The herb butterbur appears to help reduce the frequency of migraines in adults and children, but serious concerns have been raised about possible liver toxicity.
There’s limited evidence that several other dietary supplements—coenzyme Q10, the herb feverfew, the mineral magnesium, and the B vitamin riboflavin—might help to reduce the frequency of migraines, but additional rigorous research is needed.
Diets high in omega-3 fatty acids may be helpful for migraines. Omega-3s in supplement form have not been shown to reduce the frequency or severity of migraines, but a small amount of evidence suggests that omega-3 supplements might reduce the duration of migraine attacks.
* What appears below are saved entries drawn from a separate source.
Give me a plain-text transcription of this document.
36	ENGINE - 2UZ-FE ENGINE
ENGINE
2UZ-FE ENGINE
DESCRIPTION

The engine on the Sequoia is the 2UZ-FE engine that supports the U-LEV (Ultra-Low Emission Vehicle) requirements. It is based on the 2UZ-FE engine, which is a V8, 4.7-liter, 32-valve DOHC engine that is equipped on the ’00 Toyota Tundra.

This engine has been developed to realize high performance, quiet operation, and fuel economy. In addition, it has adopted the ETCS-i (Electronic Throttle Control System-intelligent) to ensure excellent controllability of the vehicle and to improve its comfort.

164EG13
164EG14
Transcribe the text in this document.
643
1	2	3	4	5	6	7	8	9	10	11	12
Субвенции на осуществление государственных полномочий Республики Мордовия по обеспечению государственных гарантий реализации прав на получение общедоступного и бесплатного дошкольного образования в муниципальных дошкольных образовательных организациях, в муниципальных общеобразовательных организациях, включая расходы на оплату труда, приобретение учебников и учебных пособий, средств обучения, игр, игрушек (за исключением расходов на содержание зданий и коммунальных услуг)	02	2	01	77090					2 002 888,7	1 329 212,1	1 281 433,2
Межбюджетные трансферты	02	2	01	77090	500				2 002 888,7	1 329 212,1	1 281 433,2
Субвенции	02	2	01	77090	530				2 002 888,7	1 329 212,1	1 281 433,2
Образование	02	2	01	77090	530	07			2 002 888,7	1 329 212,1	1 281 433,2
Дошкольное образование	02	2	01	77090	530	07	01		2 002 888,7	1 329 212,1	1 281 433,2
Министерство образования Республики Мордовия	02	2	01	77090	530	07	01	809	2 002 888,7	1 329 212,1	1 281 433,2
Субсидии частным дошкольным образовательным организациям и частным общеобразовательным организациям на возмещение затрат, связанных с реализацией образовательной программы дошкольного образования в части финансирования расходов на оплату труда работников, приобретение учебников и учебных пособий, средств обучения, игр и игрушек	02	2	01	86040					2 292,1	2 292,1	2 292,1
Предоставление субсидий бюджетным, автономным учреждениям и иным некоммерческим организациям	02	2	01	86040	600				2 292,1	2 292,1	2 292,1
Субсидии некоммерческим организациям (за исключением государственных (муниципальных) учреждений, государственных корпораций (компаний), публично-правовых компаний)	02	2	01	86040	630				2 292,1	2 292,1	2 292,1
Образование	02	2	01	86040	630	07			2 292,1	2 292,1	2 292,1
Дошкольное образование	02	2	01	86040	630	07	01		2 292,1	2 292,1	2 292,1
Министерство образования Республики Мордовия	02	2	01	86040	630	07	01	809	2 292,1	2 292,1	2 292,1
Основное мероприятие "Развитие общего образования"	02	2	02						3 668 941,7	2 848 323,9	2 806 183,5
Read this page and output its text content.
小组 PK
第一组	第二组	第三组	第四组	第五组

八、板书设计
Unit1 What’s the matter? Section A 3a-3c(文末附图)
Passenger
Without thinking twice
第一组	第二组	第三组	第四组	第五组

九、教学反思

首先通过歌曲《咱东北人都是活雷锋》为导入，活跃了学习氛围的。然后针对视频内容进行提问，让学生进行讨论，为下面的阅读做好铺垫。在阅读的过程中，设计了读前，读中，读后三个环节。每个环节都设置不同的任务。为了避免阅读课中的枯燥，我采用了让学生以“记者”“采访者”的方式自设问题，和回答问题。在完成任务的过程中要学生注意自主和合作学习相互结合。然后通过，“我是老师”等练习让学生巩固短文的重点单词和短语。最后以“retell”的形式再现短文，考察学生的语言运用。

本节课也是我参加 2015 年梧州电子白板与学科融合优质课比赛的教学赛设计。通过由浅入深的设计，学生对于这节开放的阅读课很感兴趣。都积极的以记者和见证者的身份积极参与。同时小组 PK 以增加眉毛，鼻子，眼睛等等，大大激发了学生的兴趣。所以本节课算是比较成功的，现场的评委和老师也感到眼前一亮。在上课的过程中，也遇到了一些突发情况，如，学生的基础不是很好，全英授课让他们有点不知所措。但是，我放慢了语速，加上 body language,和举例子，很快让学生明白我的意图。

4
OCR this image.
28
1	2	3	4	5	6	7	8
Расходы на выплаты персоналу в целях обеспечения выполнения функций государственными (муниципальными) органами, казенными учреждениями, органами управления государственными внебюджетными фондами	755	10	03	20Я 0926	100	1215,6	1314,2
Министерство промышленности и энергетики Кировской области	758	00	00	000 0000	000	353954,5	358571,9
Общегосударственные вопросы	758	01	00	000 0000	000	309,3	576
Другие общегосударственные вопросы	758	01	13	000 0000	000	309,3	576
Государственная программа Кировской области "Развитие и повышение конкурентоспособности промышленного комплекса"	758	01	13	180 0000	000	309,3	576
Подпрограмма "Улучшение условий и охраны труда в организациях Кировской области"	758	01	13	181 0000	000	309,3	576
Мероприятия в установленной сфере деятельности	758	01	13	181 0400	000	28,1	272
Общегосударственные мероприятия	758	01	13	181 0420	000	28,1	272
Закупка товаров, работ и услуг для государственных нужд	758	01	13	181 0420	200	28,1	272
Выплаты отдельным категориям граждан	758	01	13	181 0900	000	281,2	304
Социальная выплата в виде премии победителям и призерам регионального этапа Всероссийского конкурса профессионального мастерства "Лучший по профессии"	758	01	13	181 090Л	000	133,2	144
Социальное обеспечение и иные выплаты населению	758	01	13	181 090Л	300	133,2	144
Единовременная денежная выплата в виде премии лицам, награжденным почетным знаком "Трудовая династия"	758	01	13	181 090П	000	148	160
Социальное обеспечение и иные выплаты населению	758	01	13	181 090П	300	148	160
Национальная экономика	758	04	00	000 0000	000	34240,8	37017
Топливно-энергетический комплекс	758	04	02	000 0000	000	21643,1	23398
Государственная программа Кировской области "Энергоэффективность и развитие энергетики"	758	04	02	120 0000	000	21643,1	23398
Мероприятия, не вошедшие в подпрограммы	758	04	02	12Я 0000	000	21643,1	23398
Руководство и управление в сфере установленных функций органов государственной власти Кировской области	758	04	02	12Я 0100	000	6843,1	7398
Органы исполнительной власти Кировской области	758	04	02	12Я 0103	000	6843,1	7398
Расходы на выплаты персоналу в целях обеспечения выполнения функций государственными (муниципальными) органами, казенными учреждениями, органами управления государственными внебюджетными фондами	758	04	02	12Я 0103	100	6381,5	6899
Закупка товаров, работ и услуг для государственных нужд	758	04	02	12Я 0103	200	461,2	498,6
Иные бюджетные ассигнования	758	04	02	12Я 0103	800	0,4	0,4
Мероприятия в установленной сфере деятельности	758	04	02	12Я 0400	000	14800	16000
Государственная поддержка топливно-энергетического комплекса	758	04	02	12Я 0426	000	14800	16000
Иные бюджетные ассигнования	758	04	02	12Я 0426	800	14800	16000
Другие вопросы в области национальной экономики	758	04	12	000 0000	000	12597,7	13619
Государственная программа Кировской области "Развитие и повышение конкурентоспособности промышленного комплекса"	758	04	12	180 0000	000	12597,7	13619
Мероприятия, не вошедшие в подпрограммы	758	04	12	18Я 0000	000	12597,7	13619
Research results indicate that acupuncture may help relieve headache pain, but much of its benefit may be due to nonspecific effects, including expectation, beliefs, and placebo responses, rather than specific effects of needling.
Biofeedback may be helpful for tension headaches. It’s unclear whether biofeedback is better than a placebo for reducing the frequency of migraines.
Studies suggest that relaxation techniques, such as self-hypnosis paired with guided imagery or autogenic training with or without biofeedback, may help to reduce headache pain. However, the research has not been of high quality, so the findings should be viewed with caution.
Take charge of your health—talk with your health care providers about any complementary health approaches you use. It’s particularly important to talk with your provider if you take medicine and you’re considering trying a dietary supplement. Some drugs and supplements interact in undesirable ways.